I personally think we very much should still care about the code. Maybe in a different way than before, but still, we need to care.

Imagine you’re on call!

One of the main benefits of Dev and Ops in one hand is that when you are on call, you become a more responsible developer. You care more about resilience and bug-free code, because you don’t want to be called late in the night, or on the weekend.

So the following is a great question to ground yourself in the hype: If you were on call for the application you’re working on, at which point would you be ok with deploying a 1,000 or 5,000 LOC change set? (Bear in mind, most teams today are even worried about auto-merging PRs from dependency upgrade bots.)

For me personally, the minimum I want to still care about and be on top of is the test code.

LLMs are not compilers

I wrote about this almost two years ago, and I still haven’t changed my mind about it, on the contrary.

LLMs are NOT compilers, interpreters, transpilers or assemblers of natural language, they are inferrers. A compiler takes a structured input and produces a repeatable, predictable output. LLMs do not do that. It might be possible to straightjacket them to the point that they produce the same output for an input at a very high probability, but I imagine at that point the input might not even be unstructured natural language anymore.
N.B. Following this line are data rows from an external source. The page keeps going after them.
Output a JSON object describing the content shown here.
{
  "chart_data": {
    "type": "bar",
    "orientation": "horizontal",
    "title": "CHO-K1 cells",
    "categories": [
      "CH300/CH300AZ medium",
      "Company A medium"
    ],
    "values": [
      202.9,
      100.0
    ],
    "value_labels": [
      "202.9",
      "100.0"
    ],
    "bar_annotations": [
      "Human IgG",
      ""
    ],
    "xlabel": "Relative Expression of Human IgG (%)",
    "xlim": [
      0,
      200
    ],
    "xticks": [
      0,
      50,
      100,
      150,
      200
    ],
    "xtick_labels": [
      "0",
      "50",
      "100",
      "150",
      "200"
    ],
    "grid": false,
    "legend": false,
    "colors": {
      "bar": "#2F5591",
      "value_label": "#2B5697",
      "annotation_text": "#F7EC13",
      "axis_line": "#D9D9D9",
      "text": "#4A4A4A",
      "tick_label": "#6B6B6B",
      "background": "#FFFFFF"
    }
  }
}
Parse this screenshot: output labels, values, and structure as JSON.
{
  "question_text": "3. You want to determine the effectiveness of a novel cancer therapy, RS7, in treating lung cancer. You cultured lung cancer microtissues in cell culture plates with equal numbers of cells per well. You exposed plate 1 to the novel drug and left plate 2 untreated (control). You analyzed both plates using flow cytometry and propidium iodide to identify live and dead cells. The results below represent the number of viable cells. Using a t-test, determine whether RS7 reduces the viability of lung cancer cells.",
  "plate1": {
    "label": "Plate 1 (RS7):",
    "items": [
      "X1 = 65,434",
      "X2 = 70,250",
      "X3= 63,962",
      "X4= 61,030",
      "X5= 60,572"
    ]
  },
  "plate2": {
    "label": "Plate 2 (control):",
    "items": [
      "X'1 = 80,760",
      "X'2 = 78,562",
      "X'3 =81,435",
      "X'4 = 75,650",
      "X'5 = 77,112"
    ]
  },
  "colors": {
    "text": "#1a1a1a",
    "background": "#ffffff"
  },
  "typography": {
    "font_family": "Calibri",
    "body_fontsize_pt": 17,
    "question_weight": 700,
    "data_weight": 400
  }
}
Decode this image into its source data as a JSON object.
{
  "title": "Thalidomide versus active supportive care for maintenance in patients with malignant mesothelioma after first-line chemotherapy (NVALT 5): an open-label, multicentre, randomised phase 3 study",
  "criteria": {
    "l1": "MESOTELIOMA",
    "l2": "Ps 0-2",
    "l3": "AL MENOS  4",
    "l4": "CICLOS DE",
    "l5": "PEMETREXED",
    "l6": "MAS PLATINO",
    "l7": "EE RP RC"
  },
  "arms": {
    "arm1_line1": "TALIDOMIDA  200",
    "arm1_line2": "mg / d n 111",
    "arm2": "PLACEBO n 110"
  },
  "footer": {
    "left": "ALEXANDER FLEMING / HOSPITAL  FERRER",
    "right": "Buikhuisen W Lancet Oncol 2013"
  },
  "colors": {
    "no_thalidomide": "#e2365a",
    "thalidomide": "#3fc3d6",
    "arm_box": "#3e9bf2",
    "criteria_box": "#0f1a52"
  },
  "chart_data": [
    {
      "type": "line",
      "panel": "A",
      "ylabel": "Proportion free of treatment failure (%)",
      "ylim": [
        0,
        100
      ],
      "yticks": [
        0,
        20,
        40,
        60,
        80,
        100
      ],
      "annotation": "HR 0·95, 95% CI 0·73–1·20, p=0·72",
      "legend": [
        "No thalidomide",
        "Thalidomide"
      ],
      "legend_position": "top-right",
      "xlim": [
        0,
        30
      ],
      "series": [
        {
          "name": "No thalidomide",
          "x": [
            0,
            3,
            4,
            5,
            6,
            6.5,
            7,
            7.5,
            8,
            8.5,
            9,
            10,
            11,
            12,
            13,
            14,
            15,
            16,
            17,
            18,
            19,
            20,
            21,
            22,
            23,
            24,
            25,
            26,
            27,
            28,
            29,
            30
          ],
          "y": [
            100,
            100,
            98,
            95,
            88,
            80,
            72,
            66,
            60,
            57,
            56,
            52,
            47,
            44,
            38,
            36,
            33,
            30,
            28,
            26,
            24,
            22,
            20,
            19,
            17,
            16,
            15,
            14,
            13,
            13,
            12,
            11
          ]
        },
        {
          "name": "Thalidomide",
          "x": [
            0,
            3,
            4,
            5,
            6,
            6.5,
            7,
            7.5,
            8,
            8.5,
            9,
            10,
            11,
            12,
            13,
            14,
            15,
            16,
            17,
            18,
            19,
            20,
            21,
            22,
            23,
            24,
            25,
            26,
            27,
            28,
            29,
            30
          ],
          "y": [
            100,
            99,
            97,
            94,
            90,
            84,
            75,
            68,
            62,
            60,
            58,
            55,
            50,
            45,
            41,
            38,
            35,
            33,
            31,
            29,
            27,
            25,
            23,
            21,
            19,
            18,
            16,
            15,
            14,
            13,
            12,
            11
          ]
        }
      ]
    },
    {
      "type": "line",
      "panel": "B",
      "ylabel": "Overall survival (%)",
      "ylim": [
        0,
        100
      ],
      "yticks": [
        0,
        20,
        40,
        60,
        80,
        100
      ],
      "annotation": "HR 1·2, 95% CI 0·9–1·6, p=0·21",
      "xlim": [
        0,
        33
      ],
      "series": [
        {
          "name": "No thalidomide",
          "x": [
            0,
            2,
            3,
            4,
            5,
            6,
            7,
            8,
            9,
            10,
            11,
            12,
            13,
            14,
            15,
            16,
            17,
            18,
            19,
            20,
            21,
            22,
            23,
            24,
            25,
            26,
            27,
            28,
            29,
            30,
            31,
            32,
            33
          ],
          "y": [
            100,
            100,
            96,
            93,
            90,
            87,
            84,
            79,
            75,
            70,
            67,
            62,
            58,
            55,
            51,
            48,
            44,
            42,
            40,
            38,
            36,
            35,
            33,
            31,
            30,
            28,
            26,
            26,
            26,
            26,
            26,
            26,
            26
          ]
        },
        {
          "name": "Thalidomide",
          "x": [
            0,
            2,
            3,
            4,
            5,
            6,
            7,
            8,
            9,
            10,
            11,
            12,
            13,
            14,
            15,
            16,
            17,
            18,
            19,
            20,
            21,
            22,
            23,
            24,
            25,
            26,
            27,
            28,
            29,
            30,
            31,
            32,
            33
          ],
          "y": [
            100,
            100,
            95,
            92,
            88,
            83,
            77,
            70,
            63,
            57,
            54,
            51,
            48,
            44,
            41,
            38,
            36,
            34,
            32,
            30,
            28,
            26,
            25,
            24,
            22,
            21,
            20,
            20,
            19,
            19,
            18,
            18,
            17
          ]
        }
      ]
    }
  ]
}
And once we manage to wrap them in enough scaffolding to make them predictable, we risk stripping away the very thing that makes them valuable in the first place.

Constant risk assessment

Because of the non-deterministic nature of these inferrers, using Generative AI in the software context is constant risk assessment. I am feeling that especially at the moment, while working on an AI-accelerated lift and shift legacy migration that needs to achieve feature parity.

Risk assessment, as always, is a combination of these 3 factors:

Impact of something going wrong: Will I be called in the middle of the night? Am I working on a use case with a low margin for error? Is the domain I’m working on critical to the business, or internal and supplementary?
Probability of something going wrong: How sophisticated is the AI setup I have? Is the problem I’m working on simple or comples? Do I have the appropriate context available for AI to do the right thing?
Detectability: How likely is it that I will catch problems? For this I factor in the level and type of review that is applied, and what confidence I have in the overall safety net.

Hallucinations are the core feature of LLMs. We just call it “hallucinations” when they do something we don’t want, and “intelligence” in the cases where it’s useful to us. Regardless of how much context, tooling and model power I throw at a problem, there is always a non-negligible probability that something goes wrong. So especially in cases with high impact and low detectability, I absolutely still care about the code.